Infer Datatypes - Configures whether a schema for the source should be inferred from the current data or not. If set to false and a custom schema is set, then the manually enforced schema is used. If a schema is not manually set, and this is set to false, then all fields will be read as strings
Quote Character - The character used for quoting CSV values. To disallow quoting, make this field blank.
Escape Character - The character used for escaping special characters. To disallow escaping, leave this field blank.
Encoding - The character encoding of the CSV data. Leave blank to default to UTF8
Double Quote - Whether two quotes in a quoted CSV value denote a single quote in the data.

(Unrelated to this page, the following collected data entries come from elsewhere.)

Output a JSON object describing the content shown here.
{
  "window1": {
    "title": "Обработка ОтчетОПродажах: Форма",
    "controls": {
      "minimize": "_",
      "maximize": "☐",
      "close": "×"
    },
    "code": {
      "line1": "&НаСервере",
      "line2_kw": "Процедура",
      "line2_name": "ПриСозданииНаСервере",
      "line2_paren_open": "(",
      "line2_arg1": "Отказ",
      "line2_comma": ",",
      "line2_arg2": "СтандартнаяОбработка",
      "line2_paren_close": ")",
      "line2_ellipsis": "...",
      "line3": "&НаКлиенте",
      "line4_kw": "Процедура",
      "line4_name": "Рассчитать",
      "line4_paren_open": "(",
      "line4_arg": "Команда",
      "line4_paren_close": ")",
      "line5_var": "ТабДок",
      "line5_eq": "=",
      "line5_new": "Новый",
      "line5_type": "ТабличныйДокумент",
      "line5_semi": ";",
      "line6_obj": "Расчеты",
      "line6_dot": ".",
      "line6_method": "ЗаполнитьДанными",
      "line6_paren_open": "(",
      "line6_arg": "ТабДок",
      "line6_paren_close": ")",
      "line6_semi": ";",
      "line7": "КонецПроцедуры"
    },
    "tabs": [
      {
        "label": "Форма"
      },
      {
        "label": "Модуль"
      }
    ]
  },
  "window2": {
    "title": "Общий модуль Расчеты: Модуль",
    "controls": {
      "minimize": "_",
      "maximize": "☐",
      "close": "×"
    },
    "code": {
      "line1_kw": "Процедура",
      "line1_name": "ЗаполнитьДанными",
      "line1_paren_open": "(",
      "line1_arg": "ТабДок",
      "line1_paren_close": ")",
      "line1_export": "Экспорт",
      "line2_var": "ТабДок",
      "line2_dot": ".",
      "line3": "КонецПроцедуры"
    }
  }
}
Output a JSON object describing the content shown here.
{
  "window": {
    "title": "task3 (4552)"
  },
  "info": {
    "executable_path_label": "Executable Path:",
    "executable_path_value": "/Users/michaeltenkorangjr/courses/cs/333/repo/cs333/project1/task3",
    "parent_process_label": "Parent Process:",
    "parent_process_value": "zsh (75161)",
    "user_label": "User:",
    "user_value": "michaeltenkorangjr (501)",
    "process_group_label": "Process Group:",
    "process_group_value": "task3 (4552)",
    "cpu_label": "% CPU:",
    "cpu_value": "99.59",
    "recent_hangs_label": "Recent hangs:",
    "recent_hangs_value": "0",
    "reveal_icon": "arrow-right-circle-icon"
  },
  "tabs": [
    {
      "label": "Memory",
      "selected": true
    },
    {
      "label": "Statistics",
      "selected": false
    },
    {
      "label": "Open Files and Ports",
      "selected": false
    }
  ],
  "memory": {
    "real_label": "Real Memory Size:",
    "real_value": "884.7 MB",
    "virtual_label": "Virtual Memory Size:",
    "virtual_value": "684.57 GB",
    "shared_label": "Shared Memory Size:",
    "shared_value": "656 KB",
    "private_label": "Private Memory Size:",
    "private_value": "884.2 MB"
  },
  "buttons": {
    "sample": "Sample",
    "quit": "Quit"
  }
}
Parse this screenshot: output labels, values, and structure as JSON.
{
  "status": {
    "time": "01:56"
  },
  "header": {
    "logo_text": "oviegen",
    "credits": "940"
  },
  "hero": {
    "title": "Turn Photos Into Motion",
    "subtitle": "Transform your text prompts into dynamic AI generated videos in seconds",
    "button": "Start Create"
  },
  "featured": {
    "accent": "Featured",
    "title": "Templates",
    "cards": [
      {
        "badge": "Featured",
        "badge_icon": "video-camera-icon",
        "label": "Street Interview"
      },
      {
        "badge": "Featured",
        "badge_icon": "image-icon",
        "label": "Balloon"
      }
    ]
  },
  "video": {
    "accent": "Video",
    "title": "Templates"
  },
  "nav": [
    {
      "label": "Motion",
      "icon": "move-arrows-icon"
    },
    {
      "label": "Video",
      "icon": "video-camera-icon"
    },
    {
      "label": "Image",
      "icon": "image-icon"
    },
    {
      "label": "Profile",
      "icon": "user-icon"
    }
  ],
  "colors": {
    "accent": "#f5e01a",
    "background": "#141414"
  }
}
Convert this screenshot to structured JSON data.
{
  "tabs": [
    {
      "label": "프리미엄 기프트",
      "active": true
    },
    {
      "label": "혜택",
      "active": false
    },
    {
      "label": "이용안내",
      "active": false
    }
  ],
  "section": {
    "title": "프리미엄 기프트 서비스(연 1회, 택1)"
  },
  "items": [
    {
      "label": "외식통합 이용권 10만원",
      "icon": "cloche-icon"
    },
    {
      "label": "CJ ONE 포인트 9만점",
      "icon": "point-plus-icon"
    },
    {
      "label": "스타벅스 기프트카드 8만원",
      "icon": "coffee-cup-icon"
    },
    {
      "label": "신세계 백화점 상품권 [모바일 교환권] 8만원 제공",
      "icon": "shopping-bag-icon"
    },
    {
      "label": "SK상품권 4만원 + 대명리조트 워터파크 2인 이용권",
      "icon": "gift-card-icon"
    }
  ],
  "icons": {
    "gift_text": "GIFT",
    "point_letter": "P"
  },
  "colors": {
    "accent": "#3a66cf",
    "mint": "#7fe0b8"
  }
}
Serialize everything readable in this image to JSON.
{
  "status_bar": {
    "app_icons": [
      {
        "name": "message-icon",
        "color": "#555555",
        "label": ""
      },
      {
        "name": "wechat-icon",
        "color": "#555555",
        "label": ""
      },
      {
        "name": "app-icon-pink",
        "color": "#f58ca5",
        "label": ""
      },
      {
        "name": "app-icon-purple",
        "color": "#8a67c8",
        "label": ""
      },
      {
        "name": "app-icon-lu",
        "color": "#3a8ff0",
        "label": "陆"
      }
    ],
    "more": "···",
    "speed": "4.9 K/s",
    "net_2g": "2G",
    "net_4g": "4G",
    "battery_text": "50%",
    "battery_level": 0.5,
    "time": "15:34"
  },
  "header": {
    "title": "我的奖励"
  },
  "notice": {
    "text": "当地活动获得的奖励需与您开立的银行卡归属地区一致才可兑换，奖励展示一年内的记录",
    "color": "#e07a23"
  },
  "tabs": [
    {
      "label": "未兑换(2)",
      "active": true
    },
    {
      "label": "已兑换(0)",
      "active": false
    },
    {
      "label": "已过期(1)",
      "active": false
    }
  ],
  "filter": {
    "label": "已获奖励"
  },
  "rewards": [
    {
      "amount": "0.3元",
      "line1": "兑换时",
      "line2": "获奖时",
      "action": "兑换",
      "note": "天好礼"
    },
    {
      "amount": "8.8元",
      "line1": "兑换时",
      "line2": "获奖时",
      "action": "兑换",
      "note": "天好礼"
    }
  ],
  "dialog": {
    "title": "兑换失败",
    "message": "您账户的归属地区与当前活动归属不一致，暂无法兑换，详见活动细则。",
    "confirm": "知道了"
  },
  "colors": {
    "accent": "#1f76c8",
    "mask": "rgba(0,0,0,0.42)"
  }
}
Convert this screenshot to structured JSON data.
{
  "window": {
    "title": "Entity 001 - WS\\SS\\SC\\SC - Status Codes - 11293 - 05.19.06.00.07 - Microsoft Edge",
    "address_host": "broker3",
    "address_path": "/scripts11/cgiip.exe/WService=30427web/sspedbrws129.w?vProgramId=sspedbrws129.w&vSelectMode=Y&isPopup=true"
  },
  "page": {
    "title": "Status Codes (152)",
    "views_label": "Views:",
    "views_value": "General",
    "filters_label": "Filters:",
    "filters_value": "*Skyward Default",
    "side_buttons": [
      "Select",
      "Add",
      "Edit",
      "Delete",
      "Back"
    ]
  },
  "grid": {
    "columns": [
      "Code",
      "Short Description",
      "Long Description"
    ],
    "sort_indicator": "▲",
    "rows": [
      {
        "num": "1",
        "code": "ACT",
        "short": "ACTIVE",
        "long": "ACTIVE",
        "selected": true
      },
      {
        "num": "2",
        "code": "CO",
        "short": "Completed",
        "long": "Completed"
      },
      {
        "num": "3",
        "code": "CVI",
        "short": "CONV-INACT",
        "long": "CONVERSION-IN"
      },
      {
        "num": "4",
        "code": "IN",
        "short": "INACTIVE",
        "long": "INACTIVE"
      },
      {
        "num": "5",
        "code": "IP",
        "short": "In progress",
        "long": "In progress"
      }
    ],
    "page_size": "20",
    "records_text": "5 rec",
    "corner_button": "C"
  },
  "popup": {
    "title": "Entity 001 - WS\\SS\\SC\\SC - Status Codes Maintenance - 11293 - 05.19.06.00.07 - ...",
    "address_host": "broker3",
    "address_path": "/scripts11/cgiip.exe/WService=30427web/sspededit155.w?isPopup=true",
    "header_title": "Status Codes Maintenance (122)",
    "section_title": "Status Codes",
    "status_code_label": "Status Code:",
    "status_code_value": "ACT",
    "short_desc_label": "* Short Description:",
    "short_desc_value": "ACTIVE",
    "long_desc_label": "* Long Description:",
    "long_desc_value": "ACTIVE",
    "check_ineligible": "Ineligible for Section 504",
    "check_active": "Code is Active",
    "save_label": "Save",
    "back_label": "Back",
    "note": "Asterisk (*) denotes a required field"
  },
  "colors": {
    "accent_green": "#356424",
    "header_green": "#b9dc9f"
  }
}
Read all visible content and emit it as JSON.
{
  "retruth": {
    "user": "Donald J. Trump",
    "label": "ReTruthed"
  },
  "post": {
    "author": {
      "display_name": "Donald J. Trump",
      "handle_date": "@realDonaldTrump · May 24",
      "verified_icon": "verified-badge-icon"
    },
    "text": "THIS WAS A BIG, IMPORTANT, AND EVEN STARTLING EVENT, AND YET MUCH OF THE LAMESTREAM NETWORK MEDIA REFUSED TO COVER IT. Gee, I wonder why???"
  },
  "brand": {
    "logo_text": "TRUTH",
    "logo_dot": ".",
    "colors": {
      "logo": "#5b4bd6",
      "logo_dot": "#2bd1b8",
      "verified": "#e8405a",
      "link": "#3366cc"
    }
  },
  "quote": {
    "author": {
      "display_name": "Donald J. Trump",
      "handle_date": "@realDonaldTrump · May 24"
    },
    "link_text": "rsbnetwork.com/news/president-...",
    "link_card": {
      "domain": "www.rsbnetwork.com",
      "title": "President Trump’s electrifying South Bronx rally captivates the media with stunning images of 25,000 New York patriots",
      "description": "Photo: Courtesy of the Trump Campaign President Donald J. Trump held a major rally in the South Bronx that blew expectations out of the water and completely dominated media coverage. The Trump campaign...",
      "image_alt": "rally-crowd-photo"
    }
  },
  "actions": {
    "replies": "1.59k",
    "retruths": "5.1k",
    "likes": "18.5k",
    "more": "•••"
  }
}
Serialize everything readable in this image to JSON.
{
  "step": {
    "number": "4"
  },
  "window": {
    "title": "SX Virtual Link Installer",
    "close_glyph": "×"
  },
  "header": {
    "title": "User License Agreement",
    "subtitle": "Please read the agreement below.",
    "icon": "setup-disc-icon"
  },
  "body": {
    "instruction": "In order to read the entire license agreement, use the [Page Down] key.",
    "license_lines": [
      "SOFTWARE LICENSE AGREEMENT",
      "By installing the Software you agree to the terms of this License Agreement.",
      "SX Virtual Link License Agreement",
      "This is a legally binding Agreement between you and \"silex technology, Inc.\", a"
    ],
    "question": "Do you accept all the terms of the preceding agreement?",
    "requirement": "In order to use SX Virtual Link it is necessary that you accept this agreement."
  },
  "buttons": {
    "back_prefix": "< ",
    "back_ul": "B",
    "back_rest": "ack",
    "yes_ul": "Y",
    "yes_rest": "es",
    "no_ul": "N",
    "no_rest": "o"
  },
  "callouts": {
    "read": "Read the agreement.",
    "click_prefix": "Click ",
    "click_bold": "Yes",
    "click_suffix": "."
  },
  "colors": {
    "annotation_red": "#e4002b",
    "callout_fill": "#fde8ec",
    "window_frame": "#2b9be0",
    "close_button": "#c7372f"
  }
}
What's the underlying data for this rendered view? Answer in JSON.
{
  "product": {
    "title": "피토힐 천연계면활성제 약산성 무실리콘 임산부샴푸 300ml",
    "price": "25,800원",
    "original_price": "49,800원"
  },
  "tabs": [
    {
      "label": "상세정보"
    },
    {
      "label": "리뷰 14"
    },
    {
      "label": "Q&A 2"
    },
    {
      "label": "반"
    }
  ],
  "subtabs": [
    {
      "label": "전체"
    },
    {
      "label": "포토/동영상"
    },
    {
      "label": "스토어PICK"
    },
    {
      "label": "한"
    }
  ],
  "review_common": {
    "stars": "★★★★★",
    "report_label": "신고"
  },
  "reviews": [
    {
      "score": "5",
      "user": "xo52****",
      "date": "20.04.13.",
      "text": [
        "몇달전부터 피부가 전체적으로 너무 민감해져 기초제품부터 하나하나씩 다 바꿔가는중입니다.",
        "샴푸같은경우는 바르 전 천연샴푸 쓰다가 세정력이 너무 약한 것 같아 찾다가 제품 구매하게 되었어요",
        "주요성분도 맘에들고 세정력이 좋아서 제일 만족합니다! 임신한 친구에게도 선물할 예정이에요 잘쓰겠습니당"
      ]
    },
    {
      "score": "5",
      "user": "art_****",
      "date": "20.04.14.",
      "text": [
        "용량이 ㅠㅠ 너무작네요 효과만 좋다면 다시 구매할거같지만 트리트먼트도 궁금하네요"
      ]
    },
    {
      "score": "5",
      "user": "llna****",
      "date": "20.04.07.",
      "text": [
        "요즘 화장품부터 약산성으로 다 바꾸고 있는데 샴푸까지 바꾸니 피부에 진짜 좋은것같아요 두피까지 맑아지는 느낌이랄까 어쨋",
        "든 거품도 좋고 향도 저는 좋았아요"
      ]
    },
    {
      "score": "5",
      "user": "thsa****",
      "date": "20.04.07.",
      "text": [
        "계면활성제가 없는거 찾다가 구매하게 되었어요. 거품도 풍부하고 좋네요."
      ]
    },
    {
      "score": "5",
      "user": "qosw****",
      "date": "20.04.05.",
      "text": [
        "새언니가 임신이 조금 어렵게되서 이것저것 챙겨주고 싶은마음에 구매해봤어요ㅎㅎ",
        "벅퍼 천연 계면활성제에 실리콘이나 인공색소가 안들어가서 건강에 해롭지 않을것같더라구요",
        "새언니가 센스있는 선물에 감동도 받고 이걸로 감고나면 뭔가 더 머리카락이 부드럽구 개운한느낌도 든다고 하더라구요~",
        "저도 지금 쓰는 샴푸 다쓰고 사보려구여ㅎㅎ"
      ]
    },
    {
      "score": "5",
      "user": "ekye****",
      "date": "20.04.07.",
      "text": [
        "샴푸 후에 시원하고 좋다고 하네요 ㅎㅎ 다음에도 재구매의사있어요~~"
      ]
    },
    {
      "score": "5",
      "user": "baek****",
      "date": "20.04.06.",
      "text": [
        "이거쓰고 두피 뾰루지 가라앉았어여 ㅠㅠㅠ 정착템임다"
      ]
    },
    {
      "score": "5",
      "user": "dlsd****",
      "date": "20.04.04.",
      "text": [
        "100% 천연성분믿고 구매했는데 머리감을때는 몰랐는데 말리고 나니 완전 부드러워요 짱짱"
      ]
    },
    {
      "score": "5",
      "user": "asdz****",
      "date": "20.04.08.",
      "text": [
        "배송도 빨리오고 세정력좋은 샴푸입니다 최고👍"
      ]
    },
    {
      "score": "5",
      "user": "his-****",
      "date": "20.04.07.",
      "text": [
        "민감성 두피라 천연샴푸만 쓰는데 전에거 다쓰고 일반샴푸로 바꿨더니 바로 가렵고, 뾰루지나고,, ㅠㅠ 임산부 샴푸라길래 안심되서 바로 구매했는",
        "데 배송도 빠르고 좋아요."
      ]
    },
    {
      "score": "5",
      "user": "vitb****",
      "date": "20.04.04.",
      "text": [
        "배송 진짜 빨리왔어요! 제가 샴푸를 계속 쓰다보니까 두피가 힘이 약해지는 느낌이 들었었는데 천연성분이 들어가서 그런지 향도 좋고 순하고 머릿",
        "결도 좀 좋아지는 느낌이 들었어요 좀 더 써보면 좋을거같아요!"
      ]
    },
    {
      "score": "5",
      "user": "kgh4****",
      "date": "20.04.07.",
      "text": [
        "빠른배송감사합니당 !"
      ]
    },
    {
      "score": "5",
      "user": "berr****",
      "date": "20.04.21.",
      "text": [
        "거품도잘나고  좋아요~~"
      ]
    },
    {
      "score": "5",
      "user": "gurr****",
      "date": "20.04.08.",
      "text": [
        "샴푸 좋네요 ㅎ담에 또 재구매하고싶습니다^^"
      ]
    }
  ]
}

Allow newlines in values - Whether newline characters are allowed in CSV values. Turning this on may affect performance.
Additional Reader Options - Optionally add a valid JSON string to provide additional options to the csv reader.
Advanced Options - Optionally add a valid JSON string here to provide additional Pyarrow ReadOptions. Specify 'column_names' here if your CSV doesn't have header, or if you want to use custom column names. 'block_size' and 'encoding' if already used, specifying them again here will override the values there. Example: {"column_names": ["column1", "column2"]}
Block Size - The chunk size in bytes to process at a time in memory from each file. If your data is particularly wide and failing during schema detection, increasing this should solve it. Beware of raising this too high as you could hit OOM errors.
Manually enforced data schema - Optionally provide a schema to enforce, as a valid JSON string. Ensure this is a mapping of { "column" : "type" }, where types are valid JSON Schema datatypes. Leave as {} to auto-infer the schema. Example: {"column_1": "number", "column_2": "string", "column_3": "array", "column_4": "object", "column_5": "boolean"}


- Click on Test Connection to verify if the connection is established successfully.
Note: If test connection fails, check if the IAM role associated with the EKS cluster has access to the bucket.